Keep Your Account Secure
Here are some things you can do to ensure your account is kept private after your death.
Deactivate your account: It’s not always practical to permanently delete your account data, but it works. Keep in mind that Microsoft will take a while to purge all of the information associated with your account after you close it. Microsoft’s Account Closure policy gives you 60 days to change your mind about closing your account.
Ask someone you trust to delete your account after your death: You can leave login information with someone you trust, who will then be able to delete your account after your death. Or, you can notify Microsoft of your death and request that it terminate your account.
You can ask Microsoft to send account data on a DVD to your family or executor as a final request. However, if you want to keep your account private and don’t want this information sent to anyone, please tell the person wrapping up your estate not to expect this DVD – and trust that person to follow your request.

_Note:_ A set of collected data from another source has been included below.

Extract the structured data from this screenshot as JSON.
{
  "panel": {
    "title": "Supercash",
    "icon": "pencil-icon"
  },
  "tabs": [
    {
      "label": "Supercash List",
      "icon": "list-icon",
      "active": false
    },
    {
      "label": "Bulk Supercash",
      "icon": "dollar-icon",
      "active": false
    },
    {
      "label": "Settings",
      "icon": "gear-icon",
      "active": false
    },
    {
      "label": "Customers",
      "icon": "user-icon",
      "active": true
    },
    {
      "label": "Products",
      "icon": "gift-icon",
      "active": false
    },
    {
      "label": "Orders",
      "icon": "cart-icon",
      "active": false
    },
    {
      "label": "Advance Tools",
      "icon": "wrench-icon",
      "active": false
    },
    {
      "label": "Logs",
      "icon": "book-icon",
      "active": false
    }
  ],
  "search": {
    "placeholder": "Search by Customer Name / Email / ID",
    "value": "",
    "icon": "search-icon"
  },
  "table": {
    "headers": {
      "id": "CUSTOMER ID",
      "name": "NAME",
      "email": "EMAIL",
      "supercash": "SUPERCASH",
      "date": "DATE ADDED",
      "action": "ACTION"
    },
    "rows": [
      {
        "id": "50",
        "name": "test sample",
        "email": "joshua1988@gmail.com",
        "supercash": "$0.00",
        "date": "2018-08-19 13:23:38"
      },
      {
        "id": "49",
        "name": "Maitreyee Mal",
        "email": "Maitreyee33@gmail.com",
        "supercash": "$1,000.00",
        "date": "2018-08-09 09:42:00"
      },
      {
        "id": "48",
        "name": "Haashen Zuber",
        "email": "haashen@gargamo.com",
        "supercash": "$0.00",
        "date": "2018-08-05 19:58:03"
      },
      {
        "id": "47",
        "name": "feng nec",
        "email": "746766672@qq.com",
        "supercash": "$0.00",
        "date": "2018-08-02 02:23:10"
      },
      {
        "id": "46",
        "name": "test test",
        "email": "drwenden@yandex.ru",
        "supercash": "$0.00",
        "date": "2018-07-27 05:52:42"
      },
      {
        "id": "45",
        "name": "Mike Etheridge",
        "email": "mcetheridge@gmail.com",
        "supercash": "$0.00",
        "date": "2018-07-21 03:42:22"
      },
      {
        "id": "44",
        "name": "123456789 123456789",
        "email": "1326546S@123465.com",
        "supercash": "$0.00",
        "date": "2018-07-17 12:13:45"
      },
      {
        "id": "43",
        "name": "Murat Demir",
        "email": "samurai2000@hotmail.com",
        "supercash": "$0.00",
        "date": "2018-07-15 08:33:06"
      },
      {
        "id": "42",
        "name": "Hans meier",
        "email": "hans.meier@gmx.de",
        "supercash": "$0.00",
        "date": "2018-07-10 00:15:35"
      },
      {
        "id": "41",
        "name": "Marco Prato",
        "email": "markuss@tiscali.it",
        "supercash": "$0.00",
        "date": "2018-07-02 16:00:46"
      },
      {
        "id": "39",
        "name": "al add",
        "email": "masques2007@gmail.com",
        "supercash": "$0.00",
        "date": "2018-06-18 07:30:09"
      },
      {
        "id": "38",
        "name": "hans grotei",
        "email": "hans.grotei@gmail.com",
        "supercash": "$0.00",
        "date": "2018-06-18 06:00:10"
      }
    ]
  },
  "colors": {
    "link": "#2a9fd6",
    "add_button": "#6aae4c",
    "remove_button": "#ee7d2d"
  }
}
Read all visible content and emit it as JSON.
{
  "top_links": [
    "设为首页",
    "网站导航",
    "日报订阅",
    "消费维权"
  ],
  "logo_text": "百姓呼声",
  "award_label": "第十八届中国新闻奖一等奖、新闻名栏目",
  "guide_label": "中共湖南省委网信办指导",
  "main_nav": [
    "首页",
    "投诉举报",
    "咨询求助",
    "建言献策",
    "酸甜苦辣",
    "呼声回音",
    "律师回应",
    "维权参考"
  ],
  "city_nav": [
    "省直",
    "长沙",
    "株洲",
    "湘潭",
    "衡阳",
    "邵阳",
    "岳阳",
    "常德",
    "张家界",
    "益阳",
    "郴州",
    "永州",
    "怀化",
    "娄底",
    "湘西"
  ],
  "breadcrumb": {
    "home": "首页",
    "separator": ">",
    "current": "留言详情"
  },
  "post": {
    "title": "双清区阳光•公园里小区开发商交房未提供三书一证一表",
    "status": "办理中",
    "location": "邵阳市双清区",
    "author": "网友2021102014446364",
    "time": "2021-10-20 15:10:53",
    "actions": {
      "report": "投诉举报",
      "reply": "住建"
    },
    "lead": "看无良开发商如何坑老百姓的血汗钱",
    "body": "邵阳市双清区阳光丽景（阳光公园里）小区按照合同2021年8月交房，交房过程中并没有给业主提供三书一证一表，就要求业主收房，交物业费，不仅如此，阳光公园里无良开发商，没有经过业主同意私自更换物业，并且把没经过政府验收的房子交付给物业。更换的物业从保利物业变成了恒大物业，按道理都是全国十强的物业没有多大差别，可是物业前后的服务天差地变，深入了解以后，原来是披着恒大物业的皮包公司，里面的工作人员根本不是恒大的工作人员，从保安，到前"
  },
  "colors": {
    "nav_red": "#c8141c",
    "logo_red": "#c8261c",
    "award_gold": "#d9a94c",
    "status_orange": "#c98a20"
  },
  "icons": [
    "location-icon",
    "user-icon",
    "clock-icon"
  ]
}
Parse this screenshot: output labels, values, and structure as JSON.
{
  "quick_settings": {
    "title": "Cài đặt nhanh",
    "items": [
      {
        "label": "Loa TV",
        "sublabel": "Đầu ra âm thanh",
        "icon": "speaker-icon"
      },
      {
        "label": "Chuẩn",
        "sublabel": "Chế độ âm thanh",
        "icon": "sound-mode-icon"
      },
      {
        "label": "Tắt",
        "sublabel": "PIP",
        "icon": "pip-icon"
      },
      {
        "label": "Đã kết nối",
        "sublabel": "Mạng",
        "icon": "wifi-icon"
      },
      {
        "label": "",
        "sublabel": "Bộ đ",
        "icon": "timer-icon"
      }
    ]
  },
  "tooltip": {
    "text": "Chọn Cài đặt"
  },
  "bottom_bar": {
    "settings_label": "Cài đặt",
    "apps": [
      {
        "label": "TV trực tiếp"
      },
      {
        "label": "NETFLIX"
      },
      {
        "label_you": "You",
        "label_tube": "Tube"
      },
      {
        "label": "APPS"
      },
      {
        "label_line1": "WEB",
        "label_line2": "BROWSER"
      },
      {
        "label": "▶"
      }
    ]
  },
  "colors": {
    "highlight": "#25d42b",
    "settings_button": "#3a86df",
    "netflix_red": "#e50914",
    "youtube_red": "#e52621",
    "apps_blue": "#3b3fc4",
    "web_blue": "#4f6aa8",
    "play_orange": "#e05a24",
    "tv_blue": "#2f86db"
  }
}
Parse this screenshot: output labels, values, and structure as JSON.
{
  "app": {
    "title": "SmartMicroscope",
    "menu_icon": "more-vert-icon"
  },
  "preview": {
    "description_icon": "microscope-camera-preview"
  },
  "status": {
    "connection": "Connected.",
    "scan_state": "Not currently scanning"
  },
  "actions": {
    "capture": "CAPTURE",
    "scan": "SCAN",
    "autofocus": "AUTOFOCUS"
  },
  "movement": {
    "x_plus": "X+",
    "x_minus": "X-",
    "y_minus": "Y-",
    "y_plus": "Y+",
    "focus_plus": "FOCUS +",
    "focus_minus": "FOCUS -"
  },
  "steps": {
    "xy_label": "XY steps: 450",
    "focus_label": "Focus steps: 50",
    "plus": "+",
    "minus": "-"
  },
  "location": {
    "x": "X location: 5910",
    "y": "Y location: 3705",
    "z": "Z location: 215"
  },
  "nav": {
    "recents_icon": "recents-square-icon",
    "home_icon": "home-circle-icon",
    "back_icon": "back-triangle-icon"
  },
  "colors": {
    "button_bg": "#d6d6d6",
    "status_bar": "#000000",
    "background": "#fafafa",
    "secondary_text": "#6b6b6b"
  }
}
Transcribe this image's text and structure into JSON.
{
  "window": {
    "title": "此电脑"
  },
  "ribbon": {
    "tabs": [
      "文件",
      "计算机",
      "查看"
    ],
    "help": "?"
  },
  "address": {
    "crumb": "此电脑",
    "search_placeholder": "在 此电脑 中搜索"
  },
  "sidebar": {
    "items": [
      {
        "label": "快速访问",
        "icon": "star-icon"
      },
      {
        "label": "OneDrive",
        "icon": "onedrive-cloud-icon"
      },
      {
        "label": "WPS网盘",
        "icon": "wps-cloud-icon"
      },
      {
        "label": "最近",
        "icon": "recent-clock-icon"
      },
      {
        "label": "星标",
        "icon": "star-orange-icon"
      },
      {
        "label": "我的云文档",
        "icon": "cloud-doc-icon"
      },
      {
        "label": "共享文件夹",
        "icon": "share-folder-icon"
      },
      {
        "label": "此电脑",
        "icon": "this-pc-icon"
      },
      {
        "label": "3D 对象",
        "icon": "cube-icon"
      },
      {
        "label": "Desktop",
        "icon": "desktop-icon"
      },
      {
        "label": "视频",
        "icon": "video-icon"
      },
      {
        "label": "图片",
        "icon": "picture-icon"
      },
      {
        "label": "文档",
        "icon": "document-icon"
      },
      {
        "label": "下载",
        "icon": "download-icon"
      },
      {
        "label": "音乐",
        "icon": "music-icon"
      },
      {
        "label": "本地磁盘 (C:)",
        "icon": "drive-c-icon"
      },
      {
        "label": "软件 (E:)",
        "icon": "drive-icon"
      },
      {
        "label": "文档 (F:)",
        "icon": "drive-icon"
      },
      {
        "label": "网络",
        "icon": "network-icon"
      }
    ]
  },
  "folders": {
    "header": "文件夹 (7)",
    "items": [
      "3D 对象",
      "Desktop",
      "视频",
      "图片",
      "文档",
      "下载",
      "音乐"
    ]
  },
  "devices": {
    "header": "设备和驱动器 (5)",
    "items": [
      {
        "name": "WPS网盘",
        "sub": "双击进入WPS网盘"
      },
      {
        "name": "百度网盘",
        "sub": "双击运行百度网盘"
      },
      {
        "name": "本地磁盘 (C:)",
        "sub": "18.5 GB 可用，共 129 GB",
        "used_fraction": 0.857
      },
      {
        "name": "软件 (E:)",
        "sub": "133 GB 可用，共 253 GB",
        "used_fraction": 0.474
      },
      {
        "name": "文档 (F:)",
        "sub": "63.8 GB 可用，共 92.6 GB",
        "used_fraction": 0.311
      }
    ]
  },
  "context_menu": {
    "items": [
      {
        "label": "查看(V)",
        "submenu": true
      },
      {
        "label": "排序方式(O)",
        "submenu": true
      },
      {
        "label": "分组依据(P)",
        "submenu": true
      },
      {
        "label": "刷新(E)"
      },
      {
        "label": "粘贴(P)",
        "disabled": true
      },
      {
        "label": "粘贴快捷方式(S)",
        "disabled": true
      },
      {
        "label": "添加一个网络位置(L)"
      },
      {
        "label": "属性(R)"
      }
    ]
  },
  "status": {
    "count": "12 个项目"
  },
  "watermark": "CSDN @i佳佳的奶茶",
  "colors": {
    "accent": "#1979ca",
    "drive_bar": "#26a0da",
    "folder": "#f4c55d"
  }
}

Microsoft deletes inactive accounts automatically: Microsoft will delete your outlook.com account if you don’t log in for 12 months. Log in at least once every year if you don’t want to lose your emails, calendar, and contacts.
Hopefully, the solution mentioned above will soon come to fruition: Microsoft has already taken a step in this direction by offering an Outlook.com feature that allows you to preview your email before it’s sent.
It’s something of an advance notification system that alerts you if you’ve said something untoward or unkind—which is a great way to avoid creating problems before they happen.
And who knows? Maybe we’ll see a solution to the issue of digital death in the coming years, as well. Everybody should have an easy time disposing of their passwords and other valuable information on the Internet while maintaining their privacy rights.
There are a few ways to deal with an Outlook.com account after someone passes away. It all depends on what you want to happen to the account.
For example, if you’d like the account kept up and running, there’s an option. If you’d like the account deleted or closed, there’s an option for that.
And finally, if you’d like a copy of the mailbox stored, there’s even an option. In short, Microsoft has made it easy to deal with your accounts properly should something unfortunate happen.